A Babadogo il martedì, cioè oggi, è dedicato al controllo dei bambini e al colloquio con le madri per affrontare i problemi della gestione dei piccoli pazienti. Gli esercizi comprendono il controllo muscolare del collo e del busto per stare seduti, lo stimolo a “gattonare”, che per un neonato sano è il preludio alla deambulazione, ma che in questi piccoli non è presente, per poter arrivare, nei casi più fortunati, a camminare correttamente. In un angolo della palestra sono sistemate alcune “special chairs” in legno sulle quali è possibile sistemare i bambini in posizione corretta con supporti per la schiena e per il collo, come se fossero ad un banco di scuola. Seduti, con le braccia sul piano d’appoggio, possono eseguire esercizi di manualità e coordinazione motoria con palline e cubi colorati, sotto forma di gioco.

Un bambino, che poteva avere cinque anni, vestito con una maglietta rossa logora e sfrangiata entrava ed usciva dalla palestra, attraversava il cortile di corsa, si nascondeva dietro gli alberi, mi chiamava “daktari” e mi sorrideva, invitandomi a giocare.
Catherine mi ha detto che quel bambino aveva fatto grandi progressi da quando l’avevano preso in cura, neonato di pochi mesi, per una paralisi cerebrale. Era diventato la “mascotte” della fisioterapia perché la sua vivacità era di esempio e stimolo alle mamme che avevano in trattamento i loro bambini.

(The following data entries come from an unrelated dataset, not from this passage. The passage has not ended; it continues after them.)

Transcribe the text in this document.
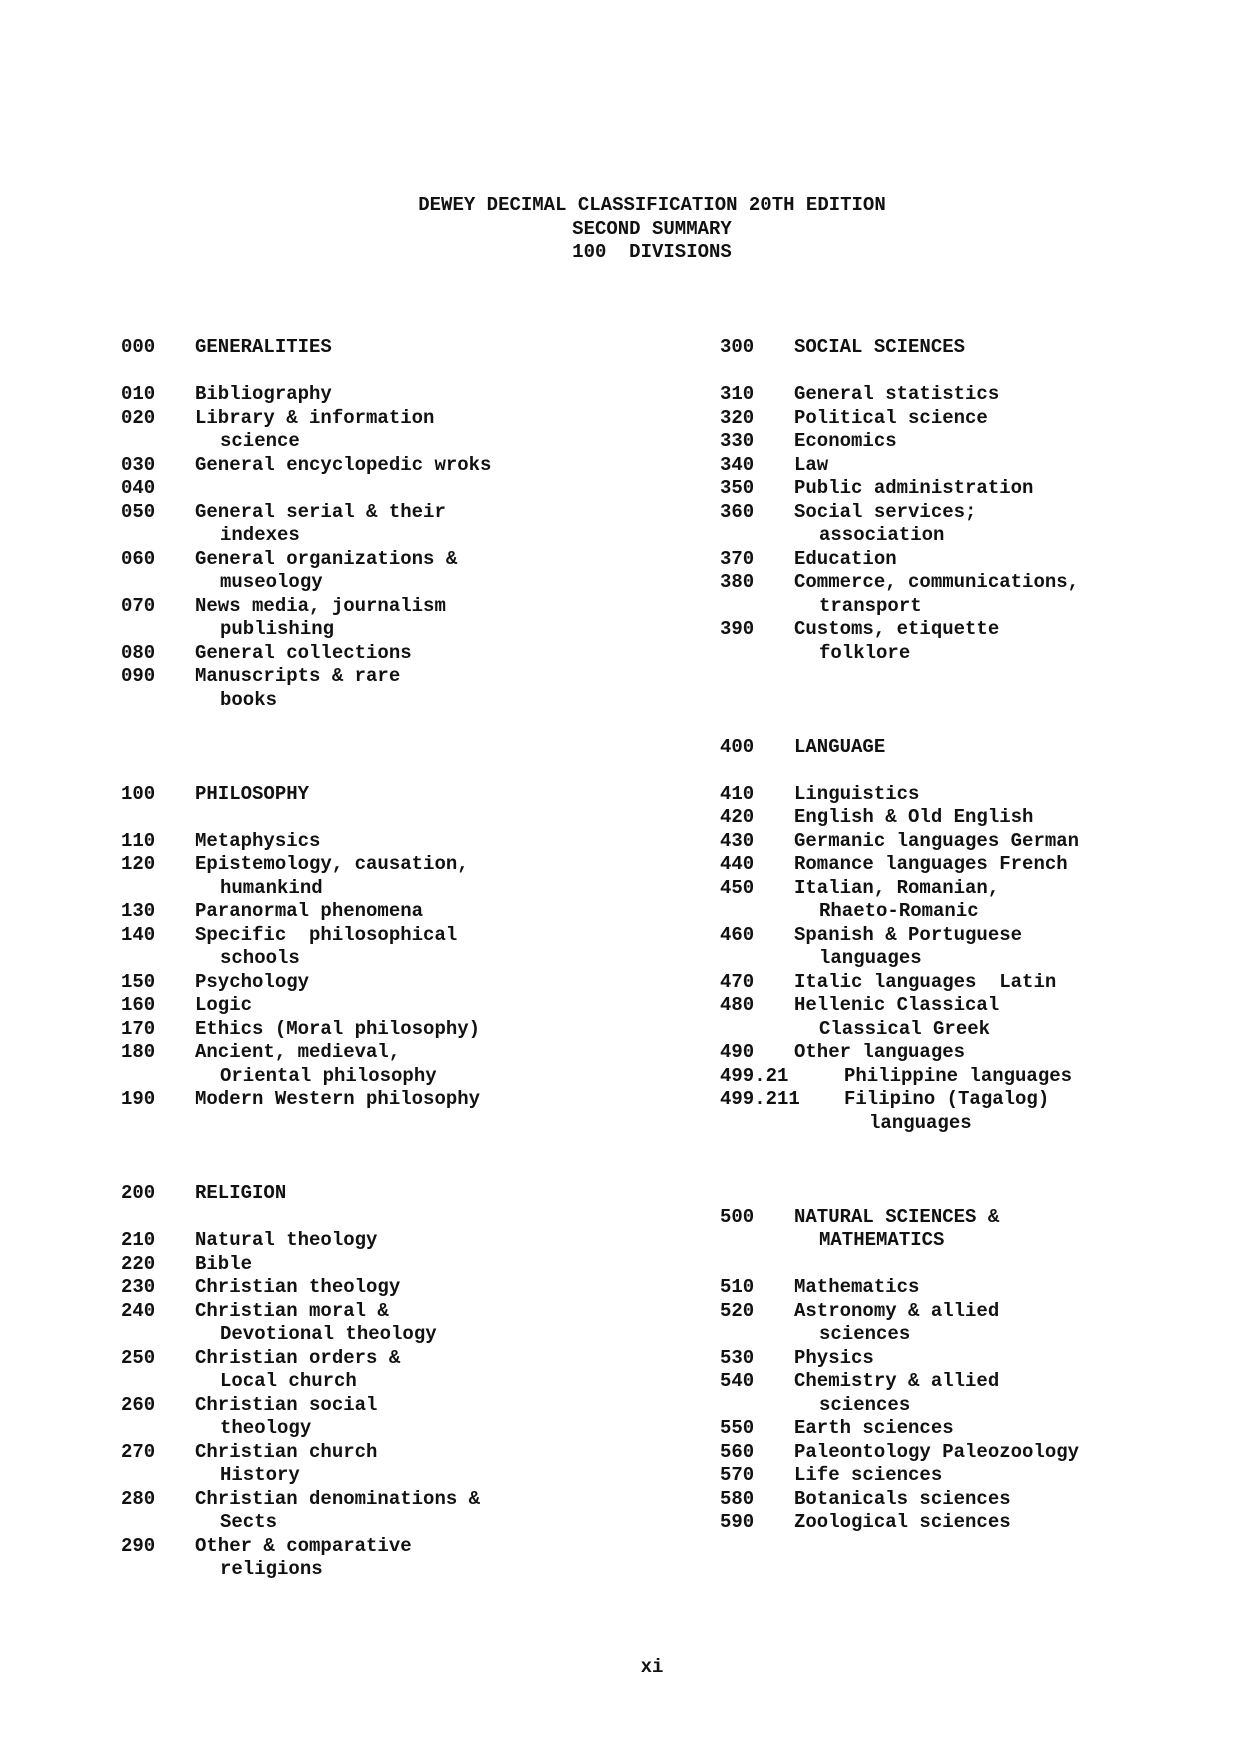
DEWEY DECIMAL CLASSIFICATION 20TH EDITION
SECOND SUMMARY
100  DIVISIONS
000 GENERALITIES
010 Bibliography
020 Library & information
science
030 General encyclopedic wroks
040
050 General serial & their
indexes
060 General organizations &
museology
070 News media, journalism
publishing
080 General collections
090 Manuscripts & rare
books
100 PHILOSOPHY
110 Metaphysics
120 Epistemology, causation,
humankind
130 Paranormal phenomena
140 Specific  philosophical
schools
150 Psychology
160 Logic
170 Ethics (Moral philosophy)
180 Ancient, medieval,
Oriental philosophy
190 Modern Western philosophy
200 RELIGION
210 Natural theology
220 Bible
230 Christian theology
240 Christian moral &
Devotional theology
250 Christian orders &
Local church
260 Christian social
theology
270 Christian church
History
280 Christian denominations &
Sects
290 Other & comparative
religions
300 SOCIAL SCIENCES
310 General statistics
320 Political science
330 Economics
340 Law
350 Public administration
360 Social services;
association
370 Education
380 Commerce, communications,
transport
390 Customs, etiquette
folklore
400 LANGUAGE
410 Linguistics
420 English & Old English
430 Germanic languages German
440 Romance languages French
450 Italian, Romanian,
Rhaeto-Romanic
460 Spanish & Portuguese
languages
470 Italic languages  Latin
480 Hellenic Classical
Classical Greek
490 Other languages
499.21	Philippine languages
499.211 Filipino (Tagalog)
languages
500 NATURAL SCIENCES &
MATHEMATICS
510 Mathematics
520 Astronomy & allied
sciences
530 Physics
540 Chemistry & allied
sciences
550 Earth sciences
560 Paleontology Paleozoology
570 Life sciences
580 Botanicals sciences
590 Zoological sciences
xi
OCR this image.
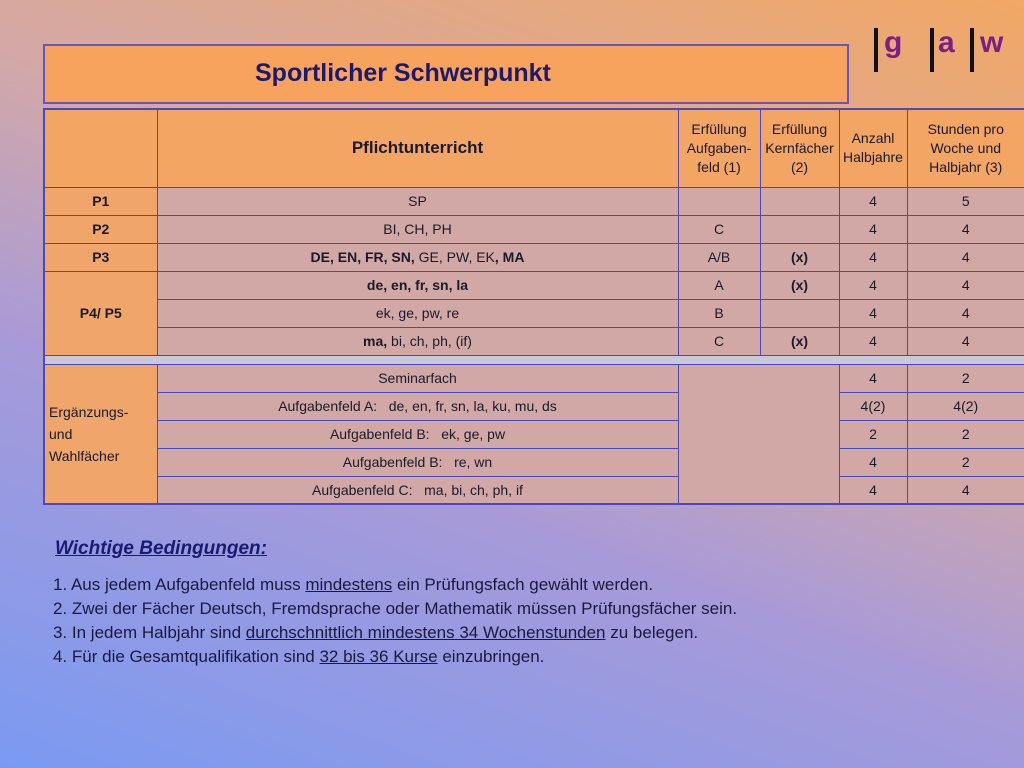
g a w
Sportlicher Schwerpunkt
	Pflichtunterricht	Erfüllung
Aufgaben-
feld (1)	Erfüllung
Kernfächer
(2)	Anzahl
Halbjahre	Stunden pro
Woche und
Halbjahr (3)
P1	SP			4	5
P2	BI, CH, PH	C		4	4
P3	DE, EN, FR, SN, GE, PW, EK, MA	A/B	(x)	4	4
P4/ P5	de, en, fr, sn, la	A	(x)	4	4
	ek, ge, pw, re	B		4	4
	ma, bi, ch, ph, (if)	C	(x)	4	4

Ergänzungs-
und
Wahlfächer	Seminarfach			4	2
	Aufgabenfeld A:   de, en, fr, sn, la, ku, mu, ds			4(2)	4(2)
	Aufgabenfeld B:   ek, ge, pw			2	2
	Aufgabenfeld B:   re, wn			4	2
	Aufgabenfeld C:   ma, bi, ch, ph, if			4	4
Wichtige Bedingungen:
1. Aus jedem Aufgabenfeld muss mindestens ein Prüfungsfach gewählt werden.
2. Zwei der Fächer Deutsch, Fremdsprache oder Mathematik müssen Prüfungsfächer sein.
3. In jedem Halbjahr sind durchschnittlich mindestens 34 Wochenstunden zu belegen.
4. Für die Gesamtqualifikation sind 32 bis 36 Kurse einzubringen.
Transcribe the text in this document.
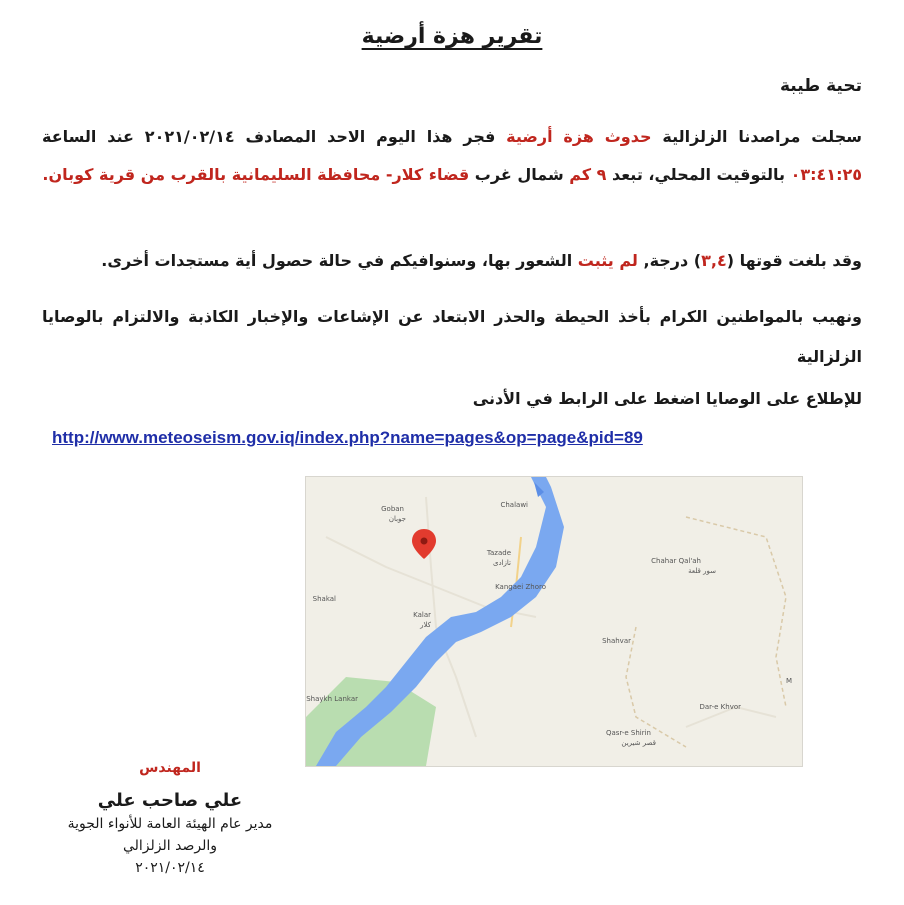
تقرير هزة أرضية
تحية طيبة
سجلت مراصدنا الزلزالية حدوث هزة أرضية فجر هذا اليوم الاحد المصادف ٢٠٢١/٠٢/١٤ عند الساعة ٠٣:٤١:٢٥ بالتوقيت المحلي، تبعد ٩ كم شمال غرب قضاء كلار- محافظة السليمانية بالقرب من قرية كوبان.
وقد بلغت قوتها (٣,٤) درجة, لم يثبت الشعور بها، وسنوافيكم في حالة حصول أية مستجدات أخرى.
ونهيب بالمواطنين الكرام بأخذ الحيطة والحذر الابتعاد عن الإشاعات والإخبار الكاذبة والالتزام بالوصايا الزلزالية
للإطلاع على الوصايا اضغط على الرابط في الأدنى
http://www.meteoseism.gov.iq/index.php?name=pages&op=page&pid=89
Goban
جوبان
Chalawi
Tazade
تازادى	Chahar Qal'ah
سور قلعة
Kangaei Zhoro
Shakal
Kalar
كلار
Shahvar
Shaykh Lankar
Qasr-e Shirin
قصر شيرين
Dar-e Khvor
M
المهندس
علي صاحب علي
مدير عام الهيئة العامة للأنواء الجوية
والرصد الزلزالي
٢٠٢١/٠٢/١٤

Sono uscito in cortile per giocare un po’ con lui. Brian, questo il suo nome, era instancabile, nel suo sorriso c’era una felicità contagiosa che mi ha colpito. Il pallone di stracci ha fatto il resto. Tra rincorse e scatti palla al piede il tempo è trascorso veloce, troppo veloce: si è fatta l’ora di tornare al Neema.

Bado kidogo, daktari”. Brian mi domanda di restare ancora un po’… ma ora devo andare, alla prossima: “kwa heri, Brian!
Usciamo nel caldo polveroso della baraccopoli, il pullmino ondeggia tra le buche dello sterrato, mi attacco a una maniglia sopra il finestrino per evitare le testate e lo sballottamento. Con me ho il ricordo di quel bimbo, il suo sorriso e la sua vivacità.